Rahul Tewatia

Personal information
- Born: 20 May 1993 (age 33) Faridabad, Haryana, India
- Nickname: The Iceman
- Height: 1.75 m (5 ft 9 in)
- Batting: Left-handed
- Bowling: Right-arm leg break
- Role: Batting all-rounder

Domestic team information
- 2013–present: Haryana
- 2014–2015, 2020-2021: Rajasthan Royals
- 2017: Kings XI Punjab
- 2018–2019: Delhi Capitals
- 2022–present: Gujarat Titans

Career statistics
| Competition | FC | LA | T20 |
| Matches | 14 | 54 | 169 |
| Runs scored | 535 | 1,260 | 2,107 |
| Batting average | 28.15 | 42.00 | 26.01 |
| 100s/50s | 1/2 | 0/9 | 0/3 |
| Top score | 144 | 99* | 59* |
| Balls bowled | 1,176 | 1,648 | 1,474 |
| Wickets | 32 | 59 | 69 |
| Bowling average | 21.96 | 22.62 | 26.34 |
| 5 wickets in innings | 1 | 0 | 0 |
| 10 wickets in match | 0 | – | – |
| Best bowling | 7/98 | 4/24 | 3/4 |
| Catches/stumpings | 15/– | 25/– | 68/– |
- Source: ESPNcricinfo, 29 December 2025

= Rahul Tewatia =

Indian cricketer (born 1993)

Rahul Tewatia (born 20 May 1993) is an Indian cricketer who plays for Haryana in the domestic cricket and Gujarat Titans in Indian Premier League (IPL). He is an all-rounder who bats left handed and bowls right-arm leg spin. He received his maiden international call up to India's squad for their home T20I series against England in 2021.

==Domestic career==
Tewatia made his debut for Haryana during the 2013–14 Ranji Trophy on 6 December 2013 against Karnataka at the Bansi Lal Cricket Stadium. He managed 17 runs total in his two appearances at bat. He made his List A debut for Haryana in the 2016–17 Vijay Hazare Trophy on 25 February 2017.

==Indian Premier League==

Rahul Tewatia made his IPL debut for Rajasthan Royals in 2014. Before the 2014 Indian Premier League, the Rajasthan Royals bought Tewatia. He also made his T20 debut representing Rajasthan Royals in the 2014 IPL. In February 2017, he was bought by the Kings XI Punjab team for the 2017 Indian Premier League. In January 2018, he was bought by the Delhi Daredevils now Delhi Capitals in the 2018 IPL auction. During the 2019 Indian Premier League, he also set the joint record for taking the most catches (4) by a non-wicket keeper in an IPL innings. In November 2019, before the 2020 Indian Premier League, he was traded to the Rajasthan Royals.

Meanwhile, Tewatia came into the limelight when playing for the Rajasthan Royals in 2020. On 27 September 2020, he equalled Chris Gayle's record for hitting the most sixes in an over of an IPL match, when he hit 5 sixes off Sheldon Cottrell in the 18th over of the match against Kings XI Punjab. He scored 53 runs in 31 balls, helping his team to chase the target of 224 runs, which became the highest runs ever chased in the Indian Premier League till then.

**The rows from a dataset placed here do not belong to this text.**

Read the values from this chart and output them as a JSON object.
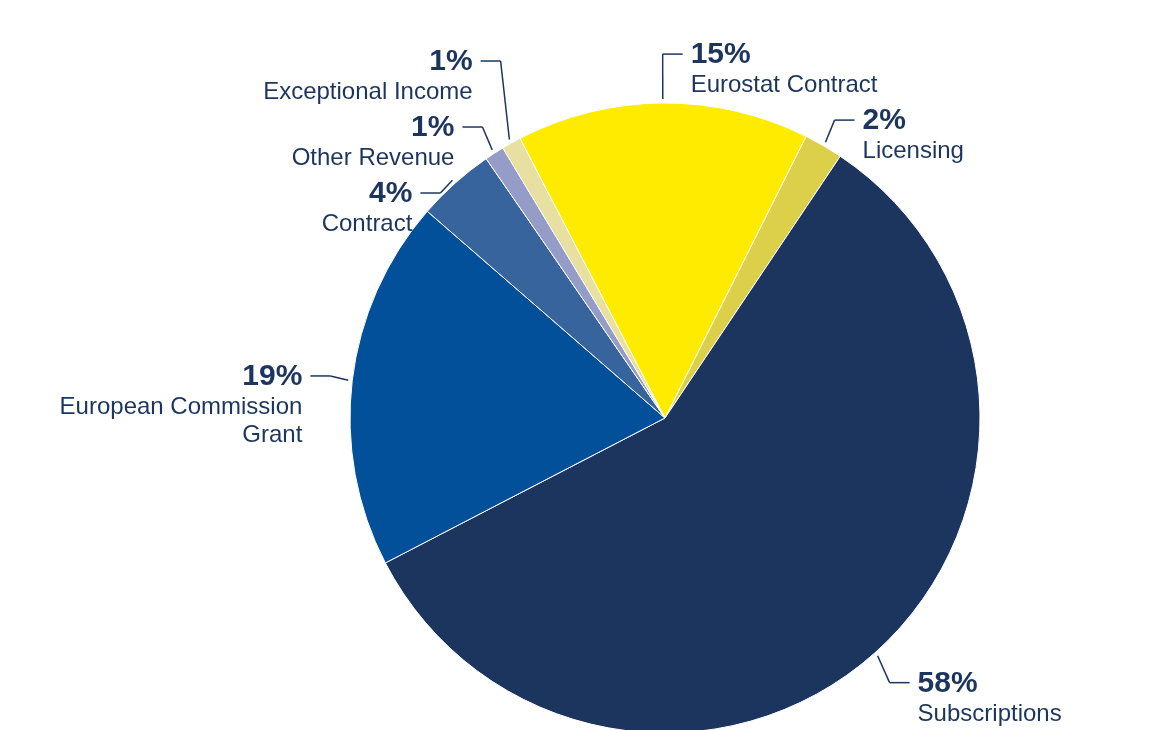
{
  "chart_data": {
    "type": "pie",
    "categories": [
      "Licensing",
      "Subscriptions",
      "European Commission Grant",
      "Contract",
      "Other Revenue",
      "Exceptional Income",
      "Eurostat Contract"
    ],
    "values": [
      2,
      58,
      19,
      4,
      1,
      1,
      15
    ],
    "colors": [
      "#dccf4a",
      "#1c355e",
      "#03509a",
      "#37649c",
      "#959cc8",
      "#e8e0a0",
      "#ffeb00"
    ],
    "value_labels": [
      "2%",
      "58%",
      "19%",
      "4%",
      "1%",
      "1%",
      "15%"
    ]
  }
}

In February 2022, he was bought by the Gujarat Titans in the auction for the 2022 Indian Premier League tournament. On April 8, 2022, during a match against the Punjab Kings, he hit consecutive sixes on the final two balls of the match, leading the Gujarat Titans to their third victory.

==International career==
In February 2021, he was named in India's Twenty20 International (T20I) squad for their series against England.